Camrail Condemned For “Manslaughter, Accidental Injuries and Dangerous Activities”, On Eséka Rail Accident

Yesterday September 26, the Court of First Instance of Eséka (Cameroon’s central region) issued a verdict condemning Camrail, the national rail carrier, of “manslaughter, accidental injuries and dangerous activities”, over the case of a tragic accident. 

(Business in Cameroon) - Back on 21 October 2016, the town was the scene of a deadly rail accident which killed 79 persons and injured 600 others.

However, this local subsidiary of Bolloré group “rejected” the court's decision denouncing “the absence of any qualified and competent expertise which should help identify, in an objective way, the true causes of this tragic accident, and definitively limit them in order to make the Cameroonian railway more secure”.
Camrail Condemned For “Manslaughter, Accidental Injuries and Dangerous Activities”, On Eséka Rail Accident
“Camrail expresses, along with its 1,600 employees, its total misunderstanding in the face of a decision clearly based solely on the assessment of a few former non-specialist employees, non-sworn but declared experts, and also in legal proceedings for personal reasons against Camrail, since 10 years”, Bolloré said in a statement.

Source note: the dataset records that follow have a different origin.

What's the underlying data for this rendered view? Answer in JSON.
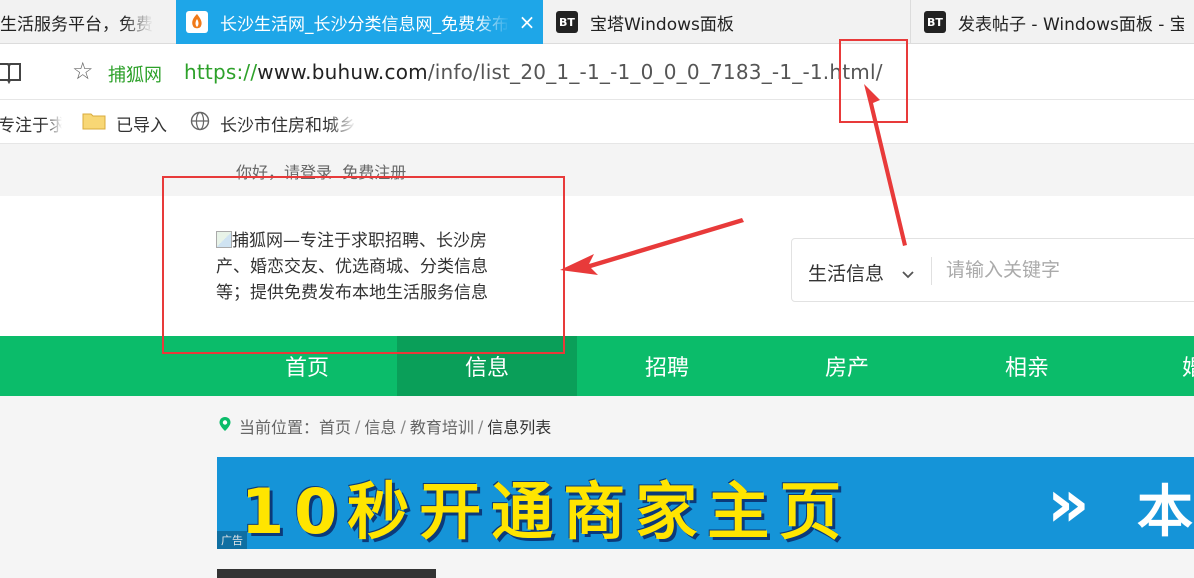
{
  "browser": {
    "tabs": [
      {
        "title": "生活服务平台，免费",
        "active": false,
        "icon": "site-icon"
      },
      {
        "title": "长沙生活网_长沙分类信息网_免费发布",
        "active": true,
        "icon": "fox-icon",
        "close": "×"
      },
      {
        "title": "宝塔Windows面板",
        "active": false,
        "icon": "bt-icon",
        "icon_text": "BT"
      },
      {
        "title": "发表帖子 - Windows面板 - 宝塔",
        "active": false,
        "icon": "bt-icon",
        "icon_text": "BT"
      }
    ],
    "address": {
      "site_name": "捕狐网",
      "url_scheme": "https://",
      "url_domain": "www.buhuw.com",
      "url_path": "/info/list_20_1_-1_-1_0_0_0_7183_-1_-1.html/"
    },
    "bookmarks": [
      {
        "label": "专注于求",
        "icon": "site-icon"
      },
      {
        "label": "已导入",
        "icon": "folder-icon"
      },
      {
        "label": "长沙市住房和城乡",
        "icon": "globe-icon"
      }
    ]
  },
  "page": {
    "greeting": {
      "hello": "你好，",
      "login": "请登录",
      "register": "免费注册"
    },
    "logo_alt": "捕狐网—专注于求职招聘、长沙房产、婚恋交友、优选商城、分类信息等；提供免费发布本地生活服务信息",
    "search": {
      "category": "生活信息",
      "placeholder": "请输入关键字"
    },
    "nav": [
      {
        "label": "首页",
        "active": false
      },
      {
        "label": "信息",
        "active": true
      },
      {
        "label": "招聘",
        "active": false
      },
      {
        "label": "房产",
        "active": false
      },
      {
        "label": "相亲",
        "active": false
      },
      {
        "label": "婚",
        "active": false
      }
    ],
    "breadcrumb": {
      "label": "当前位置：",
      "items": [
        "首页",
        "信息",
        "教育培训"
      ],
      "current": "信息列表",
      "separator": "/"
    },
    "banner": {
      "text": "10秒开通商家主页",
      "arrows": "»",
      "tail": "本",
      "ad_badge": "广告"
    }
  },
  "colors": {
    "active_tab": "#1ea6e8",
    "nav_green": "#0bbc6a",
    "nav_active": "#0a9f59",
    "annotation_red": "#e83a3a",
    "banner_blue": "#1594d8",
    "banner_yellow": "#ffe500"
  }
}
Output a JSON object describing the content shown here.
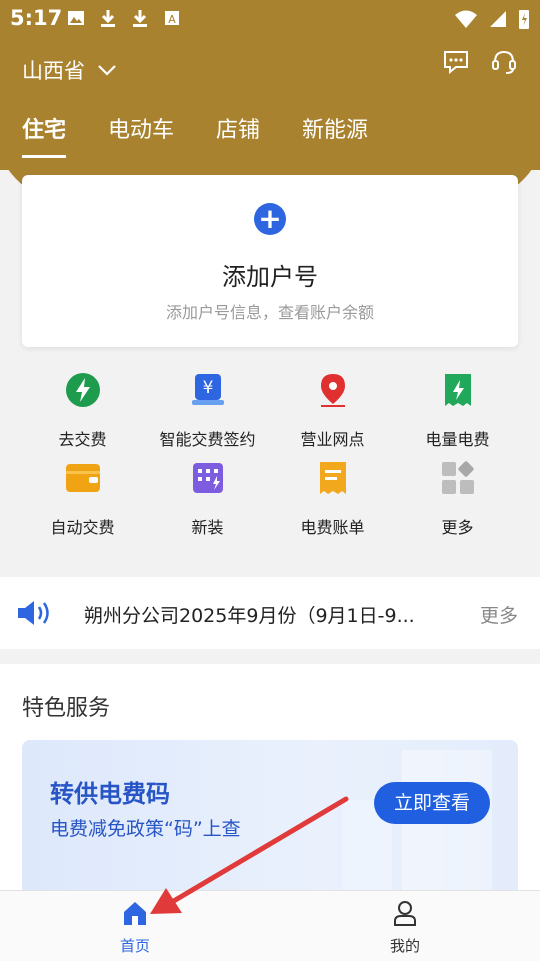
{
  "status_bar": {
    "time": "5:17"
  },
  "header": {
    "province": "山西省",
    "tabs": [
      "住宅",
      "电动车",
      "店铺",
      "新能源"
    ]
  },
  "add_card": {
    "title": "添加户号",
    "subtitle": "添加户号信息，查看账户余额"
  },
  "services": [
    {
      "label": "去交费",
      "icon": "lightning-circle-icon",
      "color": "#1f9b4e"
    },
    {
      "label": "智能交费签约",
      "icon": "yen-card-icon",
      "color": "#2d66e0"
    },
    {
      "label": "营业网点",
      "icon": "location-pin-icon",
      "color": "#e03030"
    },
    {
      "label": "电量电费",
      "icon": "lightning-receipt-icon",
      "color": "#22a85a"
    },
    {
      "label": "自动交费",
      "icon": "wallet-icon",
      "color": "#f0a414"
    },
    {
      "label": "新装",
      "icon": "meter-icon",
      "color": "#7d5ce0"
    },
    {
      "label": "电费账单",
      "icon": "bill-icon",
      "color": "#f2a81c"
    },
    {
      "label": "更多",
      "icon": "grid-more-icon",
      "color": "#9a9a9a"
    }
  ],
  "notice": {
    "text": "朔州分公司2025年9月份（9月1日-9...",
    "more": "更多"
  },
  "featured": {
    "title": "特色服务",
    "promo": {
      "title": "转供电费码",
      "subtitle": "电费减免政策“码”上查",
      "button": "立即查看"
    }
  },
  "bottom_nav": [
    {
      "label": "首页",
      "active": true
    },
    {
      "label": "我的",
      "active": false
    }
  ],
  "colors": {
    "header": "#a9822f",
    "accent": "#2d66e0",
    "arrow": "#e03a3a"
  }
}
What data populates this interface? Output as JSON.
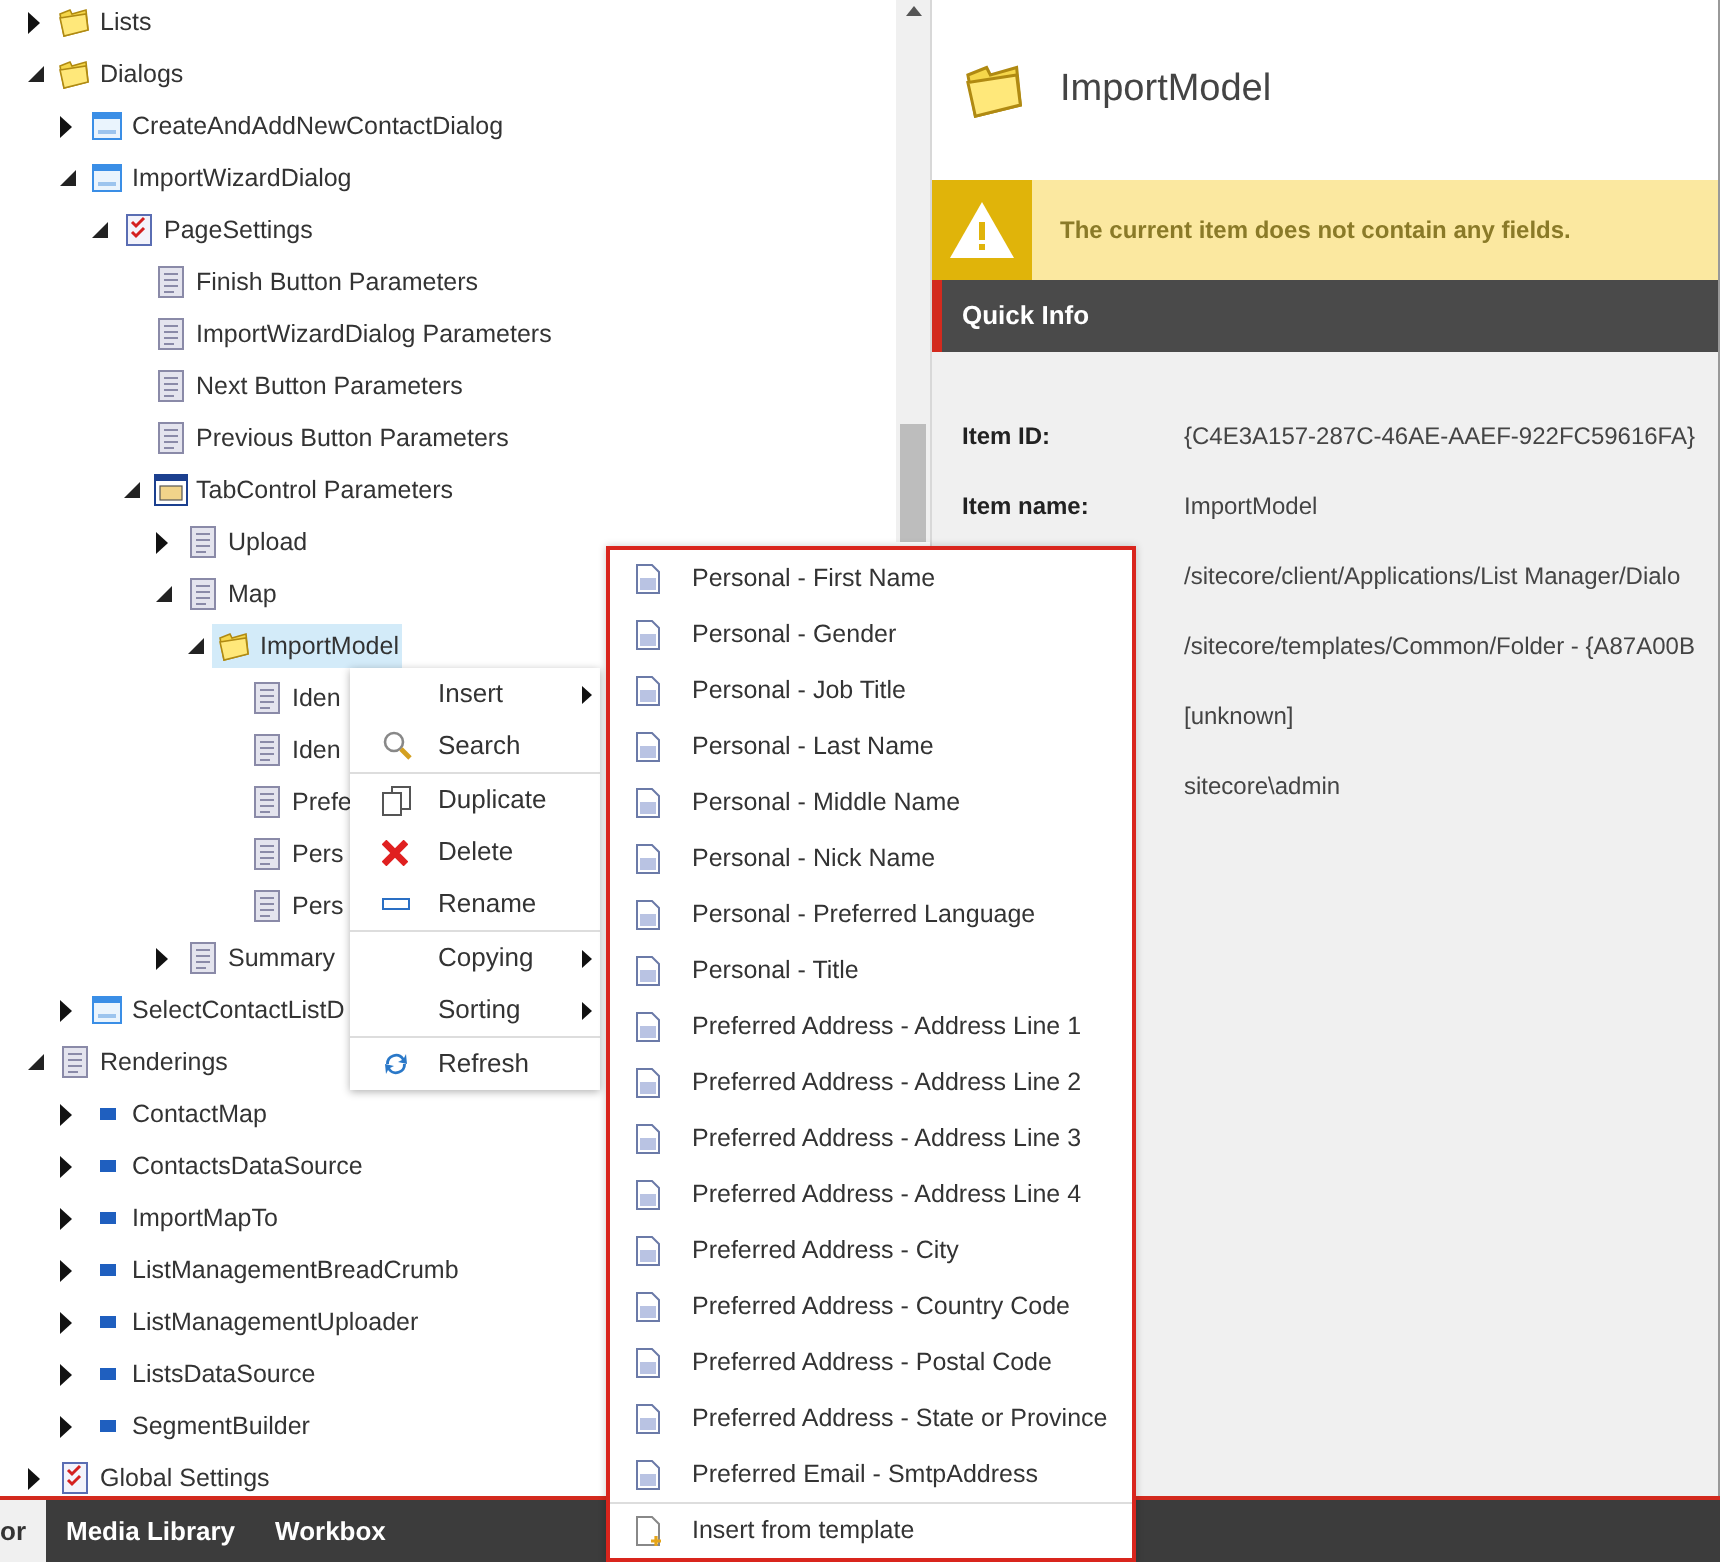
{
  "tree": [
    {
      "label": "Lists",
      "kind": "folder",
      "expandable": true,
      "expanded": false,
      "selected": false
    },
    {
      "label": "Dialogs",
      "kind": "folder",
      "expandable": true,
      "expanded": true,
      "selected": false,
      "children": [
        {
          "label": "CreateAndAddNewContactDialog",
          "kind": "dialog",
          "expandable": true,
          "expanded": false,
          "selected": false
        },
        {
          "label": "ImportWizardDialog",
          "kind": "dialog",
          "expandable": true,
          "expanded": true,
          "selected": false,
          "children": [
            {
              "label": "PageSettings",
              "kind": "settings",
              "expandable": true,
              "expanded": true,
              "selected": false,
              "children": [
                {
                  "label": "Finish Button Parameters",
                  "kind": "params",
                  "expandable": false,
                  "selected": false
                },
                {
                  "label": "ImportWizardDialog Parameters",
                  "kind": "params",
                  "expandable": false,
                  "selected": false
                },
                {
                  "label": "Next Button Parameters",
                  "kind": "params",
                  "expandable": false,
                  "selected": false
                },
                {
                  "label": "Previous Button Parameters",
                  "kind": "params",
                  "expandable": false,
                  "selected": false
                },
                {
                  "label": "TabControl Parameters",
                  "kind": "tabcontrol",
                  "expandable": true,
                  "expanded": true,
                  "selected": false,
                  "children": [
                    {
                      "label": "Upload",
                      "kind": "params",
                      "expandable": true,
                      "expanded": false,
                      "selected": false
                    },
                    {
                      "label": "Map",
                      "kind": "params",
                      "expandable": true,
                      "expanded": true,
                      "selected": false,
                      "children": [
                        {
                          "label": "ImportModel",
                          "kind": "folder",
                          "expandable": true,
                          "expanded": true,
                          "selected": true,
                          "children": [
                            {
                              "label": "Iden",
                              "kind": "params",
                              "expandable": false,
                              "selected": false
                            },
                            {
                              "label": "Iden",
                              "kind": "params",
                              "expandable": false,
                              "selected": false
                            },
                            {
                              "label": "Prefe",
                              "kind": "params",
                              "expandable": false,
                              "selected": false
                            },
                            {
                              "label": "Pers",
                              "kind": "params",
                              "expandable": false,
                              "selected": false
                            },
                            {
                              "label": "Pers",
                              "kind": "params",
                              "expandable": false,
                              "selected": false
                            }
                          ]
                        }
                      ]
                    },
                    {
                      "label": "Summary",
                      "kind": "params",
                      "expandable": true,
                      "expanded": false,
                      "selected": false
                    }
                  ]
                }
              ]
            }
          ]
        },
        {
          "label": "SelectContactListD",
          "kind": "dialog",
          "expandable": true,
          "expanded": false,
          "selected": false
        }
      ]
    },
    {
      "label": "Renderings",
      "kind": "params",
      "expandable": true,
      "expanded": true,
      "selected": false,
      "children": [
        {
          "label": "ContactMap",
          "kind": "rendering",
          "expandable": true,
          "expanded": false,
          "selected": false
        },
        {
          "label": "ContactsDataSource",
          "kind": "rendering",
          "expandable": true,
          "expanded": false,
          "selected": false
        },
        {
          "label": "ImportMapTo",
          "kind": "rendering",
          "expandable": true,
          "expanded": false,
          "selected": false
        },
        {
          "label": "ListManagementBreadCrumb",
          "kind": "rendering",
          "expandable": true,
          "expanded": false,
          "selected": false
        },
        {
          "label": "ListManagementUploader",
          "kind": "rendering",
          "expandable": true,
          "expanded": false,
          "selected": false
        },
        {
          "label": "ListsDataSource",
          "kind": "rendering",
          "expandable": true,
          "expanded": false,
          "selected": false
        },
        {
          "label": "SegmentBuilder",
          "kind": "rendering",
          "expandable": true,
          "expanded": false,
          "selected": false
        }
      ]
    },
    {
      "label": "Global Settings",
      "kind": "settings",
      "expandable": true,
      "expanded": false,
      "selected": false
    }
  ],
  "item": {
    "title": "ImportModel",
    "warning": "The current item does not contain any fields.",
    "section": "Quick Info",
    "rows": [
      {
        "label": "Item ID:",
        "value": "{C4E3A157-287C-46AE-AAEF-922FC59616FA}"
      },
      {
        "label": "Item name:",
        "value": "ImportModel"
      },
      {
        "value": "/sitecore/client/Applications/List Manager/Dialo"
      },
      {
        "value": "/sitecore/templates/Common/Folder - {A87A00B"
      },
      {
        "value": "[unknown]"
      },
      {
        "value": "sitecore\\admin"
      }
    ]
  },
  "context_menu": [
    {
      "kind": "plain",
      "label": "Insert",
      "submenu": true
    },
    {
      "kind": "search",
      "label": "Search",
      "submenu": false
    },
    {
      "kind": "separator"
    },
    {
      "kind": "duplicate",
      "label": "Duplicate",
      "submenu": false
    },
    {
      "kind": "delete",
      "label": "Delete",
      "submenu": false
    },
    {
      "kind": "rename",
      "label": "Rename",
      "submenu": false
    },
    {
      "kind": "separator"
    },
    {
      "kind": "plain",
      "label": "Copying",
      "submenu": true
    },
    {
      "kind": "plain",
      "label": "Sorting",
      "submenu": true
    },
    {
      "kind": "separator"
    },
    {
      "kind": "refresh",
      "label": "Refresh",
      "submenu": false
    }
  ],
  "insert_menu": [
    {
      "kind": "template",
      "label": "Personal - First Name"
    },
    {
      "kind": "template",
      "label": "Personal - Gender"
    },
    {
      "kind": "template",
      "label": "Personal - Job Title"
    },
    {
      "kind": "template",
      "label": "Personal - Last Name"
    },
    {
      "kind": "template",
      "label": "Personal - Middle Name"
    },
    {
      "kind": "template",
      "label": "Personal - Nick Name"
    },
    {
      "kind": "template",
      "label": "Personal - Preferred Language"
    },
    {
      "kind": "template",
      "label": "Personal - Title"
    },
    {
      "kind": "template",
      "label": "Preferred Address - Address Line 1"
    },
    {
      "kind": "template",
      "label": "Preferred Address - Address Line 2"
    },
    {
      "kind": "template",
      "label": "Preferred Address - Address Line 3"
    },
    {
      "kind": "template",
      "label": "Preferred Address - Address Line 4"
    },
    {
      "kind": "template",
      "label": "Preferred Address - City"
    },
    {
      "kind": "template",
      "label": "Preferred Address - Country Code"
    },
    {
      "kind": "template",
      "label": "Preferred Address - Postal Code"
    },
    {
      "kind": "template",
      "label": "Preferred Address - State or Province"
    },
    {
      "kind": "template",
      "label": "Preferred Email - SmtpAddress"
    },
    {
      "kind": "from_template",
      "label": "Insert from template"
    }
  ],
  "bottom_tabs": [
    {
      "label": "or",
      "selected": true
    },
    {
      "label": "Media Library",
      "selected": false
    },
    {
      "label": "Workbox",
      "selected": false
    }
  ]
}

Let’s recall that, during a correctional hearing last March 14, Jean Pierre Morel, who was then Director General of Camrail, revealed that in the aftermath of the Eséka disaster, the company had set up a commission of inquiry to identify the causes. 

According to him, the experts committed to this task concluded that the overspeed of the train, from some point along the route, was the cause of this accident, without being able to explain the reasons why the train suddenly took an abnormal speed. In need of in-depth assessment, Jean Pierre Morel had suggested an “independent international expertise”.

On 23 March 2017, the government issued a statement on the results of investigation conducted by the national committee of injury set for this purpose. “The investigation report concluded that the main cause of the overturning of the train was an excessive speed of 96 km per hour in a section of track where the speed is severely limited to 40 km/h,” the document said. 

Experts observed “an overloading, inappropriate extension of the train, use of passenger coaches several of which had failed braking devices, use of a power unit whose braking was out of service, lack of serious verification of the continuity of the train's braking before leaving Yaoundé, refusal by the Camrail hierarchy to take into consideration the suggestions expressed by the train driver due to the above-mentioned anomalies”.

For now, Camrail gives no detail on whether it will appeal this court decision which, the company said “does not provide a clear explanation of the real causes of the derailment of train 152”. It may be awaiting the court to specify the sanctions resulting from the verdict.